Mashable described the Freewrite as “pretentious hipster nonsense” and we could kind of see where they were coming from. 

It’s a hefty four-pound “smart” typewriter with a tiny e-ink screen and a very clicky mechanical keyboard.  It can connect to the Internet, but only for uploading your work to your preferred cloud storage account (Dropbox, Google Drive, etcetera).

Oh, and it’s currently priced at around $650. 

That’s a lot of money for what is essentially a typewriter with cloud syncing. 

But still, the idea behind Freewrite- a distraction-free device for writing- is something that we can all appreciate. 

Which leads us to the…

Neo 2 Alphasmart Word Processor

neo 2 alphasmart
picture from Wikipedia

The Neo 2 Alphasmart is so old, so retro, and so niche that you can’t even purchase it brand new. 

Often touted as the low cost option to the Freewrite (you can buy it used on Amazon for $100), the Alphasmart does everything that the Freewrite can, except for the cloud syncing. 

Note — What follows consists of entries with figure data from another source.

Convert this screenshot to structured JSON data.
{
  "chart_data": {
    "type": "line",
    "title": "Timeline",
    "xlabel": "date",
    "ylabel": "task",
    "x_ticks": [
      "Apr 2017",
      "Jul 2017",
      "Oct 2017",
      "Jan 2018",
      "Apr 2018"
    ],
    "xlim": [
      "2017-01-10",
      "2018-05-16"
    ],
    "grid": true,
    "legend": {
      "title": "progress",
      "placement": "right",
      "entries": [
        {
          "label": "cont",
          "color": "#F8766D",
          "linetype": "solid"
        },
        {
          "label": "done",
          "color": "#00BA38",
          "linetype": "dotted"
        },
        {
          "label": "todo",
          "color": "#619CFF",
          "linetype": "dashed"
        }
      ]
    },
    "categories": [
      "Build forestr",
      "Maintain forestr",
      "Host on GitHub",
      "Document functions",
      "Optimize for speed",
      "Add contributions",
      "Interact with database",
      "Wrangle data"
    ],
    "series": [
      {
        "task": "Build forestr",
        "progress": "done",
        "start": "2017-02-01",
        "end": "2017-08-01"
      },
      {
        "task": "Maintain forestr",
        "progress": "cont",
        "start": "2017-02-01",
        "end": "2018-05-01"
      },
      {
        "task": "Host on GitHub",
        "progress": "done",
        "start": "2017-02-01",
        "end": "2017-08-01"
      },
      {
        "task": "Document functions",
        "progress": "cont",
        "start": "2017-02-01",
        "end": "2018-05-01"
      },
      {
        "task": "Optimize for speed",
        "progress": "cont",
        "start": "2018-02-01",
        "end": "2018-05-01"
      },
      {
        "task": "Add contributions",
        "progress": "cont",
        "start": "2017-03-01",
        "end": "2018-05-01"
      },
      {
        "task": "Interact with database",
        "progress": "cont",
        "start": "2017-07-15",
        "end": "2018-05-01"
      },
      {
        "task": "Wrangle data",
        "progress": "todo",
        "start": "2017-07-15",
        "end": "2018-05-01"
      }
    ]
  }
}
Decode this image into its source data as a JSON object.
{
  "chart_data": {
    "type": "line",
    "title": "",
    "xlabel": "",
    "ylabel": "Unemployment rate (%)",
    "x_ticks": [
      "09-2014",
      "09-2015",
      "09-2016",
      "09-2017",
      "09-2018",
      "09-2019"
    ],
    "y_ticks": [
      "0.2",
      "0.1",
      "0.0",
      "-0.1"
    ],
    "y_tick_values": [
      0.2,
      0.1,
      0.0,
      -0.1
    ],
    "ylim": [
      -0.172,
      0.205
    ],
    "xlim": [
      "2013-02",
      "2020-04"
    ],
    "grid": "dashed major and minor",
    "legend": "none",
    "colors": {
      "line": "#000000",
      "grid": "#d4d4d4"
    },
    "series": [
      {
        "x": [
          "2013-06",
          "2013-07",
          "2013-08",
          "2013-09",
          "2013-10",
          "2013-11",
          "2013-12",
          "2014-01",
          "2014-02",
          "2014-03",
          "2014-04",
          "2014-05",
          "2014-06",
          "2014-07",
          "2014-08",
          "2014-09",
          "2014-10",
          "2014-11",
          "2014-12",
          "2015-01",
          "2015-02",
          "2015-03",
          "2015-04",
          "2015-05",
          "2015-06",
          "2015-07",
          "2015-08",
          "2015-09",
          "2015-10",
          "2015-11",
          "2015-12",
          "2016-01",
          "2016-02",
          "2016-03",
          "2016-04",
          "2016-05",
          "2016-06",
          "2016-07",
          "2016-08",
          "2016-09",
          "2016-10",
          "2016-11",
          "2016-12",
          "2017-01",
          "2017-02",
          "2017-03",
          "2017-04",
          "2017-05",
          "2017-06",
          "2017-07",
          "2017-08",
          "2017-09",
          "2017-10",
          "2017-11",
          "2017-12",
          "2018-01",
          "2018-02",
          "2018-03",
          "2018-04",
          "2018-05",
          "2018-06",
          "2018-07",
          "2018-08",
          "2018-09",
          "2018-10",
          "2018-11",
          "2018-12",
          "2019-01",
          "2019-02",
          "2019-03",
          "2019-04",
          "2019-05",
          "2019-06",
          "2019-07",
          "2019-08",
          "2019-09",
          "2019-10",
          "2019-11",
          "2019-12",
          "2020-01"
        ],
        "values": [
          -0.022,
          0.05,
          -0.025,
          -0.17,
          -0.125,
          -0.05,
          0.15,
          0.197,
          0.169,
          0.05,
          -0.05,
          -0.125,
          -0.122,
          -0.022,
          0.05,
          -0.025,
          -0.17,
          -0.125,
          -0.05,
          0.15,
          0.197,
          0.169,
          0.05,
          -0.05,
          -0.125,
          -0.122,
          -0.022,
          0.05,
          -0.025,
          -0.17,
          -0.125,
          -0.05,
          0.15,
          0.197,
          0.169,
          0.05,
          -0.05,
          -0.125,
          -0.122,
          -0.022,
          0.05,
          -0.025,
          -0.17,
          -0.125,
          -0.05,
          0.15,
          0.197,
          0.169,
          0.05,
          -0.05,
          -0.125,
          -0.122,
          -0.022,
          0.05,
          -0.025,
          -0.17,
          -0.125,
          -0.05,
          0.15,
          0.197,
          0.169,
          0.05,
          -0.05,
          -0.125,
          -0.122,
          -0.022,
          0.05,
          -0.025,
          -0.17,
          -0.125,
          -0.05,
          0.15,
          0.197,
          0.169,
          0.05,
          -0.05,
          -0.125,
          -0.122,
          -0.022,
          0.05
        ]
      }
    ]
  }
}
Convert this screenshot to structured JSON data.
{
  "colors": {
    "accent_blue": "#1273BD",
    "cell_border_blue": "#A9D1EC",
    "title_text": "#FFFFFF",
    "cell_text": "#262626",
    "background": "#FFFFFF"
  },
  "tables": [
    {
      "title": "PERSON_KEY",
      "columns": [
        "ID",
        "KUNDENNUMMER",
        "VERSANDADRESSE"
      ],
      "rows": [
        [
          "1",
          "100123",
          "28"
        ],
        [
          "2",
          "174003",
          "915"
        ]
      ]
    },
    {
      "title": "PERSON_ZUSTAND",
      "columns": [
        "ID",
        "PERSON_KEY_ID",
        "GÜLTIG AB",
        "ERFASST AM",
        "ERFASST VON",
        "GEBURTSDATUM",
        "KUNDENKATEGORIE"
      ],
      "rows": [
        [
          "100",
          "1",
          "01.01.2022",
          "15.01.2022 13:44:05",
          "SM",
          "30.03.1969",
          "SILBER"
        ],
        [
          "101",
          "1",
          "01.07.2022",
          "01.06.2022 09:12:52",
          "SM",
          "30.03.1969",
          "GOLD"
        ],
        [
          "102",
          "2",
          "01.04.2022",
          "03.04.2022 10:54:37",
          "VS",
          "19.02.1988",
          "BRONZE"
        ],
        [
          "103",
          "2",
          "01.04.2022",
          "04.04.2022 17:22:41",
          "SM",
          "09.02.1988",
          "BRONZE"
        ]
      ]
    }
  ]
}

It’s a pretty nifty device. Sure- the amount of text you can write on it is limited (it can only handle eight files, with a 10,000 word limit per file), and you have to physically connect it to a computer just to get your files out of it, but you have to admit that there’s a certain charm in its simplicity. 

Because of its retro appeal, the Neo 2 Alphasmart has garnered a bit of a cult-following among distraction-free enthusiasts. Matt Wille of Inverse.com called it “…the best writing tool I’ve ever owned.”

If you want a device that sits between the Freewrite and the Alphasmart in terms of functionality, you can try looking into the…

KingJim Pomera DM30

kingjim pomera dm30
picture from KingJim

The Pomera DM30 retails for $249 on Amazon, so it’s way, way cheaper than the ridiculously overpriced Freewrite. 

It has most of the same functionalities- portability, tiny e-ink display, comfortable keyboard. But compared to the Freewrite that is almost the size of a real typewriter, the Pomera DM30 is miniscule and more portable. 

The only downside is that the Pomera was made by a Japanese manufacturer, mainly for the Japanese market. You can’t use it right out of the box since you have to set the interface to English first and tweak the settings.

Final Words

“We shape our tools and thereafter our tools shape us.”

-Father John Culkin, SJ

Most of the writing tools that have been used in human history were not specifically designed for writers.

Cuneiform was for recording business accounts, typewriters were for clerical work, and computers were for performing mathematical calculations. 

But still, human ingenuity has transformed these tools into writing implements, and it is through this transformation that some of the best literary works and books have been created.

These tools have shaped us, and we have also shaped them. 

It’s a never-ending introspective process that will continue as we adapt and evolve as writers.